North Korean leader Kim Jong-un has vowed to implement “most extreme” anti-American policies before Trump takes office


North Korean leader Kim Jong Un has vowed to implement the “toughest” anti-American policy, state media reported on Sunday, a month before Donald Trump takes office.

Trump's return to the White House raises the prospect of high-profile diplomacy with North Korea during his first term. Trump met with Kim three times For negotiations on the North's nuclear program. Many experts, however, believe that a quick resumption of the Kim-Trump summit is unlikely, as Trump will focus first on the conflicts in Ukraine and the Middle East. Experts say that North Korea's support for Russia's war against Ukraine is also a challenge to efforts to restore diplomacy.

During the five-day plenary session of the ruling Workers' Party, which ended on Friday, Kim called the US “the most backward country that considers anti-communism as its unchanging state policy”. Kim said that US-South Korea-Japan Security Cooperation expands into a “nuclear military bloc for aggression”.

“This reality clearly shows in which direction we should move forward and what we should do and how,” Kim said, according to the Korean Central News Agency.

It said Kim's speech “clarified North Korea's strategy to aggressively launch the toughest anti-US countermeasures in its long-term national interest and security.”
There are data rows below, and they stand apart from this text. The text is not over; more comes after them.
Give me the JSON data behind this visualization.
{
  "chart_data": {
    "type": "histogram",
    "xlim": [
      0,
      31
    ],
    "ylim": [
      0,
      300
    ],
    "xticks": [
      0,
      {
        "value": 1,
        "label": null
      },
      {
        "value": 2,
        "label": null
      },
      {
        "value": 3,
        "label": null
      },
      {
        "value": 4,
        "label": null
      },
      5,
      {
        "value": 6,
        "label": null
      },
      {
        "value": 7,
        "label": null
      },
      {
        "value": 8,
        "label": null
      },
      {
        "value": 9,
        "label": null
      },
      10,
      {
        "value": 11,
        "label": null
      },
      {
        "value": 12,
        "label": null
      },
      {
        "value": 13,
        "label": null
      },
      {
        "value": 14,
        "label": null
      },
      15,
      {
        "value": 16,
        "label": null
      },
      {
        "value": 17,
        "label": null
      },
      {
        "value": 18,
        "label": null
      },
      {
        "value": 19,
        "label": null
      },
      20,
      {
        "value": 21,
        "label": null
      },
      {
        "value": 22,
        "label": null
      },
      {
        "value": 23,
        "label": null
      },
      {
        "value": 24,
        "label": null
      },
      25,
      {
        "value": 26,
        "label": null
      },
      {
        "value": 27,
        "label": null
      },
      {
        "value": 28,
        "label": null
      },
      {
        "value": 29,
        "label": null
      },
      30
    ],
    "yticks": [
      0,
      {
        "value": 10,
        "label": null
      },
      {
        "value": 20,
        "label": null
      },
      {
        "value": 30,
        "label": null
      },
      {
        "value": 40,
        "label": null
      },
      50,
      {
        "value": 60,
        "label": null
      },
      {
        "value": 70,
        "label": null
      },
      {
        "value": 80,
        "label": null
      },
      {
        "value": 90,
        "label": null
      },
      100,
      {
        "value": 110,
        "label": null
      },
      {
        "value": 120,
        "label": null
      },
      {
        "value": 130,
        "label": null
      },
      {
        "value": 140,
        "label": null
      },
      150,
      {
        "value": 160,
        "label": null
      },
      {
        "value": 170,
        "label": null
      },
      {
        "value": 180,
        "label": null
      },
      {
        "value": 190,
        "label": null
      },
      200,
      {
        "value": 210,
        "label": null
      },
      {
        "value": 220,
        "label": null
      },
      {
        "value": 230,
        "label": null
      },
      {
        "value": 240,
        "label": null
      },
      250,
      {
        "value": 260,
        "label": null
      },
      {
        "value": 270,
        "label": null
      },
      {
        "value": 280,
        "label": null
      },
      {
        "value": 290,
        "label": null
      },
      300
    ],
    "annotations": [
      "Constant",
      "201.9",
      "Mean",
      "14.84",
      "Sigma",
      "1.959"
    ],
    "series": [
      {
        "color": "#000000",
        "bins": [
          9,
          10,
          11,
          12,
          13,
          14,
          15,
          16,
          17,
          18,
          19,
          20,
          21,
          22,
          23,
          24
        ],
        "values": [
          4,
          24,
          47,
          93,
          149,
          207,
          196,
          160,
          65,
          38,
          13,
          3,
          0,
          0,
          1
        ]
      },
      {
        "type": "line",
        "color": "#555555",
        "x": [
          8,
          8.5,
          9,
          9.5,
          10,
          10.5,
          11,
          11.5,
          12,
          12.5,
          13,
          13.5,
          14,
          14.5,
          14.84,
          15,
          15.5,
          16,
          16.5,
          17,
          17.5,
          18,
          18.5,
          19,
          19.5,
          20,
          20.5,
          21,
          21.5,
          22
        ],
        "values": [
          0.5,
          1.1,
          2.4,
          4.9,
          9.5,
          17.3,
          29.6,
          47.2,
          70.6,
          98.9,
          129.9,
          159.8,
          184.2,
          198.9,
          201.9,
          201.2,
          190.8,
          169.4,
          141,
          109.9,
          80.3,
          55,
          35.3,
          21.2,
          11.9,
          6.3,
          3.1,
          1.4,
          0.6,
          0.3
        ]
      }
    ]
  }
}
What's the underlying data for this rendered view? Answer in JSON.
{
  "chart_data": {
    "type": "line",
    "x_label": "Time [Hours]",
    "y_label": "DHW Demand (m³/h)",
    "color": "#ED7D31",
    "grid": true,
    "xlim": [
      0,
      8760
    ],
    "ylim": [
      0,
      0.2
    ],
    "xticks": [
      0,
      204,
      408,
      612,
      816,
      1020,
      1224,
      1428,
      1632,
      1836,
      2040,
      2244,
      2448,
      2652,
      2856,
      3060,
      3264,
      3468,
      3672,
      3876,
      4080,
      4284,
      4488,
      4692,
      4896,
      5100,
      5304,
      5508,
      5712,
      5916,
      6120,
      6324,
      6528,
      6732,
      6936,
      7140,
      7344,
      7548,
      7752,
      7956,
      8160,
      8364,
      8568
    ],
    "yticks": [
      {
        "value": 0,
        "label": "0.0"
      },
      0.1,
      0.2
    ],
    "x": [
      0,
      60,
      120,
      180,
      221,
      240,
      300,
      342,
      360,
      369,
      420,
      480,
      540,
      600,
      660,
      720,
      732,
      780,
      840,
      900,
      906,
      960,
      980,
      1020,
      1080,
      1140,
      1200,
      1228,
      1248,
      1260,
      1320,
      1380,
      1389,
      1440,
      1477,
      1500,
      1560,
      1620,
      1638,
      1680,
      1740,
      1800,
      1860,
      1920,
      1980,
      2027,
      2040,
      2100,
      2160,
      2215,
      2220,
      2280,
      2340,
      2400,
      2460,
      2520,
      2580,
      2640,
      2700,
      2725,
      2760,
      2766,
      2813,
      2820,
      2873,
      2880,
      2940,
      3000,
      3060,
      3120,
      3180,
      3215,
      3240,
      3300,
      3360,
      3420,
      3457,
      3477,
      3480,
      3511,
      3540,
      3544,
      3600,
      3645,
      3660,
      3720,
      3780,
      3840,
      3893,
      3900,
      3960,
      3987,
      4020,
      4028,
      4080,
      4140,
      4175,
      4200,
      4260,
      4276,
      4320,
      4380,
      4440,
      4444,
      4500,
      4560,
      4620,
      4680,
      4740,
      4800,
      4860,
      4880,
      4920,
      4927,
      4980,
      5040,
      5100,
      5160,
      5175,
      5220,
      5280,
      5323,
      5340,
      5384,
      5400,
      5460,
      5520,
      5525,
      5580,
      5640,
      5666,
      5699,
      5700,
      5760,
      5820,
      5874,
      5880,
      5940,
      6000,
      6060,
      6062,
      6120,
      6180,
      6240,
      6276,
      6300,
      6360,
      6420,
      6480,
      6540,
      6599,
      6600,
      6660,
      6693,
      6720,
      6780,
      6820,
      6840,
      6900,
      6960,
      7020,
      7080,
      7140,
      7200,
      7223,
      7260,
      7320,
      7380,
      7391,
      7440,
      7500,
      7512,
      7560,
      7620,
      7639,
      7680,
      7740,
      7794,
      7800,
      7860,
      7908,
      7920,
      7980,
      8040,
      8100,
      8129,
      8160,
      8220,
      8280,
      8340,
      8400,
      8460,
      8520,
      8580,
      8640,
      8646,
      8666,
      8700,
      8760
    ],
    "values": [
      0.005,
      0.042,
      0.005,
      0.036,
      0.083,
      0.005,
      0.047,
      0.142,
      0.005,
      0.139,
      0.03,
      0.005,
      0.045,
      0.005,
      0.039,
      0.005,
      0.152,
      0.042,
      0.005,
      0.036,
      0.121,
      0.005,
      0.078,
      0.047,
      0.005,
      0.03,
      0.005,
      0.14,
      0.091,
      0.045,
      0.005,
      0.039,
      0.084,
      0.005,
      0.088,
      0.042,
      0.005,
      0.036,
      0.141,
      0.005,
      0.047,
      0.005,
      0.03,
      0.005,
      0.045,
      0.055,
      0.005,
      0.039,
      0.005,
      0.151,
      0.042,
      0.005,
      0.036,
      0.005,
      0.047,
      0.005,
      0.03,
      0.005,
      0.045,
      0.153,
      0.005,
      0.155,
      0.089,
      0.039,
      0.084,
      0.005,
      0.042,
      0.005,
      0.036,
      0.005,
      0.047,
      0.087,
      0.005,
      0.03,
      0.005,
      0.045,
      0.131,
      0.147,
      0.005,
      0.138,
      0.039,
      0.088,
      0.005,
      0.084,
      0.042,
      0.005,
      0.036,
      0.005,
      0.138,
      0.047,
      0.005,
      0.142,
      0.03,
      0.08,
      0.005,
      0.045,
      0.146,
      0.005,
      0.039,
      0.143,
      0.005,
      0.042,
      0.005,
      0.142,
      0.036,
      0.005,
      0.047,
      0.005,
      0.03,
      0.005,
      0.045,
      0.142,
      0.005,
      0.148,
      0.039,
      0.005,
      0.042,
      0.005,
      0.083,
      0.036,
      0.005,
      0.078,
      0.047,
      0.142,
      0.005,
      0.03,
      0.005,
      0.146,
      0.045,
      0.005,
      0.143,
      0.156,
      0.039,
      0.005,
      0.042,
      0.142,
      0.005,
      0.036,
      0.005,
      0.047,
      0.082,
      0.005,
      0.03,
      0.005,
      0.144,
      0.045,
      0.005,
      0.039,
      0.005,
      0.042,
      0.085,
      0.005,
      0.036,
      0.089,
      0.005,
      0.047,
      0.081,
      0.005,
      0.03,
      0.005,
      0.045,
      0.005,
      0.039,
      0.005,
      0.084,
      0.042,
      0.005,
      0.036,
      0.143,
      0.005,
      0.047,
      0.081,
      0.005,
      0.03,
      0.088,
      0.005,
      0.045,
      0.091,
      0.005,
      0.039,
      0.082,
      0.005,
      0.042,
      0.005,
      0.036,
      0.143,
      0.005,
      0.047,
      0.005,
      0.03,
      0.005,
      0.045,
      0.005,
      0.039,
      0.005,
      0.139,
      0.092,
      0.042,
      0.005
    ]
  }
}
KCNA did not elaborate on the anti-US strategy, but Kim is said to have set out tasks for strengthening military capabilities by advancing defense technology and stressed the need to improve the mental toughness of North Korean soldiers.

Previous meetings between Trump and Kim have not only ended their fiery rhetoric and threats of annihilation, but also developed personal ties. Trump once said he and Kim “fell in love.” But their talks ultimately broke down in 2019 as they clashed over U.S.-led sanctions against the North.

Since then, North Korea has dramatically increased the pace of its weapons testing to develop more reliable nuclear missiles aimed at the US and its allies. The US and South Korea have responded by expanding their bilateral military exercises as well as trilateral exercises involving Japan, drawing North to strong objections, which view such US-led exercises as invasion attempts.

Further complicating efforts to persuade North Korea to give up its nuclear weapons in exchange for economic and political benefits is deepening military cooperation with Russia.

According to the estimates of the USA, Ukraine and South Korea. North Korea has sent more than 10,000 soldiers and conventional weapons systems to support Moscow's war against Ukraine. There are fears that Russia could provide North Korea with advanced weapons technology, including help to build more powerful nuclear missiles.

Ukrainian President Volodymyr Zelensky announced last week that 3,000 North Korean soldiers were killed and wounded during the fighting in the Kursk region of Russia. It was Ukraine's first significant assessment of North Korean casualties since the deployment of North Korean troops to Russia began in October.

Russia and China, locked in separate disputes with the U.S., have repeatedly blocked U.S. moves to impose more U.N. sanctions on North Korea, despite its repeated missile tests in defiance of U.N. Security Council resolutions.

Kim said last month that his previous talks with the United States only confirmed Washington's “immutable” hostility toward his country and described its nuclear buildup as the only way to counter external threats.